Le match d’hier soir contre la Roumanie a offert quelques motifs d’espoir et de satisfaction. Une victoire au Stade de France et une première place dans le groupe de qualifications à l’Euro 2012 : les Bleus retrouvent des couleurs et de l’efficacité. Enfin.

Une défense sérieuse

Lloris en est le patron. Un arrêt à faire sur une belle frappe roumaine. Il y est. Au risque de se répéter, il est toujours rassurant d’avoir un gardien de ce jeune calibre. Cependant, quelques progrès à faire dans le jeu au pieds. Sinon, indiscutable.
Clichy y est, plus ou moins, comme toujours : pas de suprises donc de ce côté là de la défense. Il apporte offensivement parfois, au détriment de son rôle défensif. Il est d’ailleurs fautif sur l’occasion roumaine qui aurait pu être à l’origine du hold up parfait. Inégal.
Réveillère à la place de Sagna, c’est mieux, quoi qu’on en dise. Des montées intéressantes pour créer le surnombre et quelques dédoublements. Les Bleus peuvent compter sur Réveillère, en attendant mieux.
La paire Rami-Mexès n’est pas parfaite – dans la relance notamment – mais elle progresse de matchs en matchs. Elle a la confiance totale de Blanc pour avancer. Pourquoi pas.

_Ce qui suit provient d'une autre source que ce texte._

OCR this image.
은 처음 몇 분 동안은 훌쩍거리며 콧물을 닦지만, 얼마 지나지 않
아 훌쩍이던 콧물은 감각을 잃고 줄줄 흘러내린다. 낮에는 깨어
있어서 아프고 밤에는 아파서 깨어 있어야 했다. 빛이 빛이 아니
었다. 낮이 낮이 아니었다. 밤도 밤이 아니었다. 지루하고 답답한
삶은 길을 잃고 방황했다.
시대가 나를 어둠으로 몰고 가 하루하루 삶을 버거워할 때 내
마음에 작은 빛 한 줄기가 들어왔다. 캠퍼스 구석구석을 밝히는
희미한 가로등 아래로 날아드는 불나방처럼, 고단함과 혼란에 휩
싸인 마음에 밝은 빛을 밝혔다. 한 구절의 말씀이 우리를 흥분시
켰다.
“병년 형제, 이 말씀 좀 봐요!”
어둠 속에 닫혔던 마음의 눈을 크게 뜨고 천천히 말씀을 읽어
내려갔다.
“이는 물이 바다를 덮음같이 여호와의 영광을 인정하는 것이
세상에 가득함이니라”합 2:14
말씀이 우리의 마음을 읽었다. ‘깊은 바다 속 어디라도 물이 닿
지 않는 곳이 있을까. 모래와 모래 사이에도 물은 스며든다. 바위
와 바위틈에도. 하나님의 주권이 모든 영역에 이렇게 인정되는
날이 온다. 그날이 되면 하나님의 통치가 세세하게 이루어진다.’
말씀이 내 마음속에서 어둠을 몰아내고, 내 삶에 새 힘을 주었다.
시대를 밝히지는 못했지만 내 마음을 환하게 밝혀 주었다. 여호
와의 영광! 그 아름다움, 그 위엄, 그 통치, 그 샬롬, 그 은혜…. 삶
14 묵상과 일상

Un milieu de terrain prometteur

M’Vila a 20 ans et force le respect. Une belle présence au milieu du terrain, de bons placements. Le Rennais s’impose doucement mais sûrement. Prometteur.
Alou Diarra, le capitaine a retrouvé son football. Patron de la récupération, fort physiquement et intelligent dans l’anticipation, il fait la passe décisive à Rémy. Petit à petit, Alou Diarra va s’imposer au milieu et sera bien difficile à détrôner.
Nasri avait les clés de l’animation offensive des Bleus. Le Gunner fait les bons choix, délivre les bonnes passes. Il s’en ait fallu de peu pour que cela fasse mouche. Un peu plus de spontanéité et de rapidité dans son jeu, et il pourra peut-être s’imposer. Remplacé pour Gourcuff, très discret, qui marque son premier but depuis le mois de Mars : ça fait du bien à l’équipe et certainement au néo-lyonnais.

Une attaque sur la bonne voie

Malouda a raté son match. C’est le meilleur français de la Premier League et l’un des meilleurs joueurs de Chelsea. Il fut indiscutablement le moins bon des Bleus hier soir. Certes, Clichy n’est pas Ashley Cole et Benzema n’est pas Drogba. Mais bon, il y a un minimum.
Valbuena a rendu sa copie habituelle : motivé, dynamique, volontaire. Si techniquement, c’est limite, dans l’esprit, c’est à la hauteur de l’enjeu. Du coup : il obtient quelques corners sur son côté et est à l’origine d’une belle frappe qui force le gardien roumain a une superbe parade. Il aurait pu marquer. Remplacé par Rémy : une classe au-dessus. Il débloque la situation d’une frappe croisée avec toute la décontraction possible dans une telle situation. Et il n’en est qu’au début de sa carrière internationale.
Benzema, en manque de rythme, se procure l’occasion la plus nette de la première période. Une superbe frappe enroulée qui touche le poteau. Pour le reste, la performance est moyenne. Beaucoup de travail à produire pour atteindre un niveau international. Remplacé par Payet, le stéphanois qui marche sur l’eau depuis le début de la saison. Sur l’un des ses premiers ballons, il est à deux doigts de marquer. Sur le deuxième, il délivre une passe décisive après une longue chevauchée et l’élimination de quelques défenseurs dans la surface. Si l’état de grâce se poursuit, on le reverra et peut-être dés mardi soir à Metz.